Judge Robinson Claim Construction/Validity Opinion

On Monday, Judge Robinson issued a thorough, lengthy opinion resulting from a patent infringement bench trial where Judge Robinson found in favor of plaintiff Alcon, despite several claim construction and validity arguments by defendant Teva. Alcon, Inc. v. Teva Pharmaceuticals USA, Inc., Civ. No. 06-234-SLR (Oct. 19, 2009). Teva had filed an Abbreviated New Drug Application (“ANDA”) “to market a generic version of the antibacterial drug VIGAMOX® proprietary to plaintiffs.” Id. at 1. VIGAMOX is an antibiotic, and its active ingredient, moxifloxacin hydrochloride, is protected by Patent No. 6,716,830, according to Alcon. Teva’s submission of an ANDA is an act of infringement, id. at 14, so the two issues in this case were (1) claim construction (whether the Teva’s generic is covered by the Alcon’s patent) and (2) validity.

Claim construction turned solely on the definition of “moxifloxacin” as used in claim 1 of Alcon’s ‘830 patent. Id. at 14-15. Both Teva’s generic and Alcon’s patent include “moxifloxacin” as the active ingredient, but Teva argued that Alcon’s patent had redefined “moxifloxacin” to mean something narrower than the ordinary industry understanding of that term. According to Teva, “because the specification . . . provides an alternate meaning for the claim term ‘moxifloxacin’ in the form of the depiction of a structurally different compound, the ordinary meaning of moxifloxacin has been displaced.” Id. at 18. Teva further argued that the specification referred to a “new class of antibiotics,” and that quinolones, the class to which moxifloxacin belongs, “were not a new class of antibiotics; therefore, the subject matter of the ‘830 patent must be directed to a different family of compounds.” Id. The court rejected each of these arguments, because “[t]he record before the court is replete with instances in which Teva’s proposed construction is at odds with the specification of the ‘830 patent so as to cause an absence of the . . . clarity, deliberateness and precision” required for a patentee to “act as his own lexicographer.” Id. at 18-19.

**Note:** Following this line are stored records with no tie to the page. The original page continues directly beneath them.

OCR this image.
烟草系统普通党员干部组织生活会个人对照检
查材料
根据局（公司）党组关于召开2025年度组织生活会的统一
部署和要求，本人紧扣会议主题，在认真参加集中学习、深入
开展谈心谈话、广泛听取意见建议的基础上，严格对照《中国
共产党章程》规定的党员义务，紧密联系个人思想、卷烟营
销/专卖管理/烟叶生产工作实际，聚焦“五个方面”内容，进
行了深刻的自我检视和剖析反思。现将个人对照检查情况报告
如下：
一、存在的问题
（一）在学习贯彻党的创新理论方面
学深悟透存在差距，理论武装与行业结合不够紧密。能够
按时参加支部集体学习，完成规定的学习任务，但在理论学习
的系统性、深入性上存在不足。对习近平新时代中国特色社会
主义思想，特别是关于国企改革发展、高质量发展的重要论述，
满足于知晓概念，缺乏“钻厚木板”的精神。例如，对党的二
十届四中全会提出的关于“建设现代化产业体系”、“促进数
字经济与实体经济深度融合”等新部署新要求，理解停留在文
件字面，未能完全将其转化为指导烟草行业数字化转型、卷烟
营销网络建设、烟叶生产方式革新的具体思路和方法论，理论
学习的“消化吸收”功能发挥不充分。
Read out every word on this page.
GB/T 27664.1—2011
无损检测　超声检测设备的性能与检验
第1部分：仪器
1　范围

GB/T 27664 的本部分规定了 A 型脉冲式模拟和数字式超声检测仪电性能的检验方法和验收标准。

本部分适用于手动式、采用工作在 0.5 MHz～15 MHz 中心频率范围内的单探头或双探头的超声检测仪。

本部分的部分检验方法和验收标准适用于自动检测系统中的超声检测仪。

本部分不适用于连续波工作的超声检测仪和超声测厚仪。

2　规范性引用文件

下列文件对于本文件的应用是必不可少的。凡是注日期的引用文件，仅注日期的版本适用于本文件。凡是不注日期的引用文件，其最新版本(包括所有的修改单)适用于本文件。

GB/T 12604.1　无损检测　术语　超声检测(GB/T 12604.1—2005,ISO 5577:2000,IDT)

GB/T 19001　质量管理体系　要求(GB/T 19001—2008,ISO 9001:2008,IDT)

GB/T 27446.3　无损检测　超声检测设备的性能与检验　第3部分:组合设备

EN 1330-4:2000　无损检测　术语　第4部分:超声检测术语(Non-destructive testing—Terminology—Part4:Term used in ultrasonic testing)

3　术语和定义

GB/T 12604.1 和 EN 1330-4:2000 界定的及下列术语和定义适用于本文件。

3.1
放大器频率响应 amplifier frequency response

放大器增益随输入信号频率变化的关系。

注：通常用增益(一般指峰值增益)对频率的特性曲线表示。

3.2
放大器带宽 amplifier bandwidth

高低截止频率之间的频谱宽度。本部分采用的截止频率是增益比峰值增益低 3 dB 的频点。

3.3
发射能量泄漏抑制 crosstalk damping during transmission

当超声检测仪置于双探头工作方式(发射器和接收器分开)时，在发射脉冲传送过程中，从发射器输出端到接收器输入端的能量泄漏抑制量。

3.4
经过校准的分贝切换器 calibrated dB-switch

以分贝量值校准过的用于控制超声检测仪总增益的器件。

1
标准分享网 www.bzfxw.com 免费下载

The validity analysis started with anticipation, which focused on a prior patent. Id. at 21-26. The prior patent disclosed a similar moxifloxacin composition, but at a different concentration range. Id. at 24-25. The ‘830 patent claimed a concentration range of “0.1 to 1.0 wt%,” while the prior patent’s range was “0.5 to 99.5 wt%.” Id. The court held that the prior patent did not anticipate the ‘830 patent, based on a genus/species analysis of the “range disparity” between the claimed and disclosed concentration numbers. Id. at 25. The court also rejected Teva’s argument that the prior patent had an “inherent range” that extended below the explicitly disclosed range. Id. at 26.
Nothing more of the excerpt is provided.